We’re working on the final fight sequence between Macbeth and I. If we stick with what we’ve got, we’ve ended up with something quite simple and intimate. It's a kind of stylised handshake or grip, which we repeat a few times. It's the equivalent of a blow. We reach for the other's stone, which represents our life source. People who watched it seemed to think it worked well, but I’m a bit worried that we might keep missing each other's hands. We’re standing quite far apart, but hopefully if we practise it, it will be OK. We were able to pour more intensity into it than I thought we could. Actually, given that I always knew it would have to be something stylised, I’m quite happy with it. It's physical and it's intense. I think within the structure that we’ve got, it's about as physical a fight as we could get.

Playing Young Macduff

Today we were also working on the Young Macduff scene and I found myself slightly doing little boy acting. I think that's OK, because I’ve resisted it up until now and I think it was and will always be very subtle. When I was on the swing, I had a laugh to myself and then I tried to get it to go a bit faster. Also, the way that Hilary was playing Lady Macduff today, she was physically petting me quite a lot. I reacted in that typical little boy way, wiping off her kisses. That was really all. It may be that the jacket will make a big difference. When I put it on I might feel that I can’t do any ‘young’ acting because it might be too much. Right now, I just feel completely reliant on other people. I’m just going to have to ask people to watch it closely just before we open and tell me what they think. I don’t think I can really judge it. The only thing I can try to do is keep it simple and not do any heavy-handed little boy stuff. In terms of the lines, I’m just trying to say them simply and I’ve tried to introduce a little bit of laughter. Today I tried laughing when my mother says, ‘your father's dead,’ because he just thinks that's obviously a joke. It's quite helpful because it stops his first line from being heavy-handed.
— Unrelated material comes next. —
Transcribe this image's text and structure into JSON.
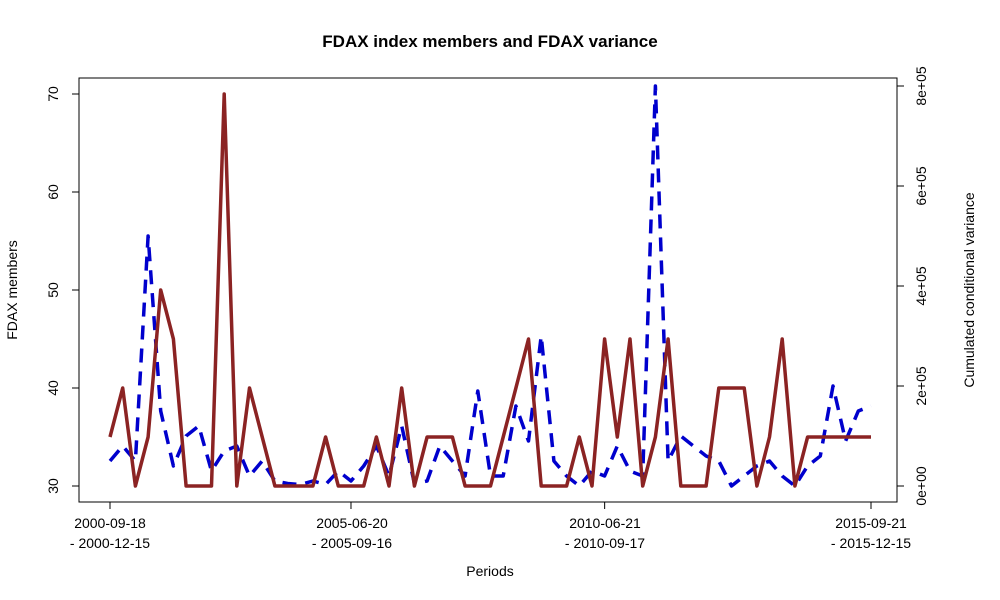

There's still a lot that isn’t set, which in some places feels OK for now, but in other places, I wish that we’d found something that we all agreed really worked. I suppose it depends upon how secure you feel about any particular moment. For example, the second part of the England scene where I get the news is still different every time. I wish that we had some solution to the scene where Malcolm and I are having a big argument before Ross enters. It's quite a sizeable scene and very important. Then again, I keep thinking that going out on to the Globe stage is just going to be so freaky that maybe any magic blocking would just fall apart. I guess it's OK, because we still have next week on stage to sort it out.

These comments are the actor's thoughts or ideas about the part as s/he goes through the rehearsal process – they are simply his/her own interpretations and change frequently as the rehearsal process progresses.